Drugmakers are trying to boost sales of biologics with commercials aimed at consumers, many of which feature older actors, said William J. Hall, a MedPAC members who is a geriatrician and a professor of medicine at the University of Rochester School of Medicine. That will draw the attention of people enrolled in Medicare and make them more likely to seek out these medicines, which can put people at risk for complications. There can be significant human capital costs in terms of monitoring the people who use these medicines for side effects, Hall said. Yet the ads race through the details of potential complications, Hall said.

“If you pay just a little bit of attention to these ads, I would defy you to really understand what is being said in these sound bites,” Hall said. “It’s sort of like the used car market in how the ads race though the warning.”

The MedPAC discussion touched on a major debate underway in the United States, the question of how much to pay for drugs that may offer little benefit for many patients.
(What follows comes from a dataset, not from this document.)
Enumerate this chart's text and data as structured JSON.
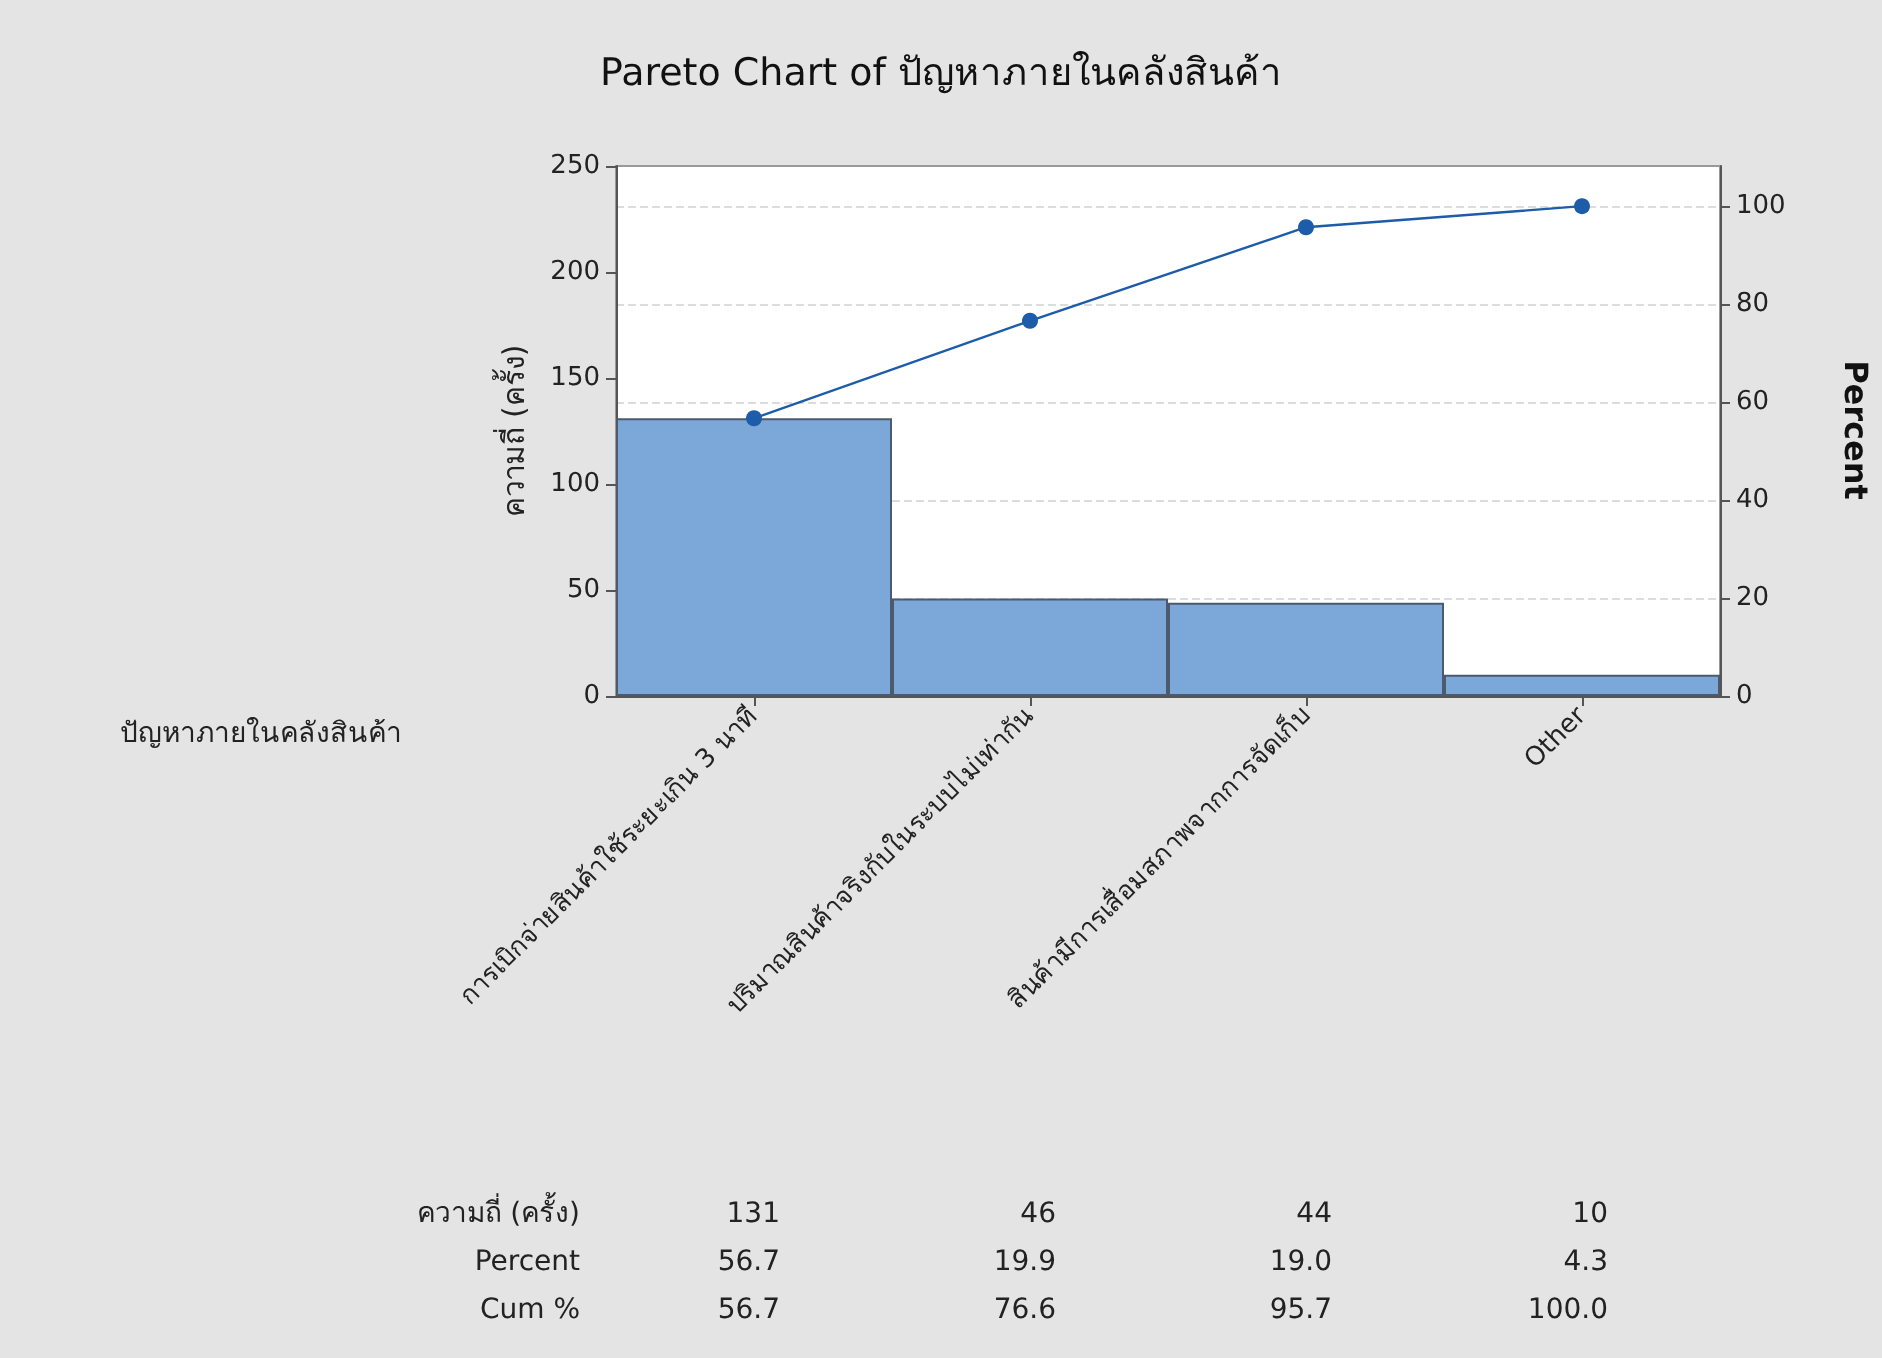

This is increasingly an issue with treatments for cancers. More targeted oncology treatments may help smaller populations of patients and sometimes may add only months to a person’s life, but new products sometimes cost more than $10,000 a month.

European nations are more active than the United States in looking for ways to peg reimbursement to results, Buto said. In the United Kingdom, many of the newer cancer drugs go through a special program that allows some patients access to expensive medicines that haven’t been proven to have significant benefit over existing treatments. But these products are not cleared for widespread use.

More research would need to be done on how Medicare might look to these kinds of models, but MedPAC should explore this topic, Buto said.

The commission “needs to look at this issue of how the government can be a more proactive participant in that area,” said Buto, who also served as a vice president of global health policy at the pharmaceutical giant Johnson & Johnson.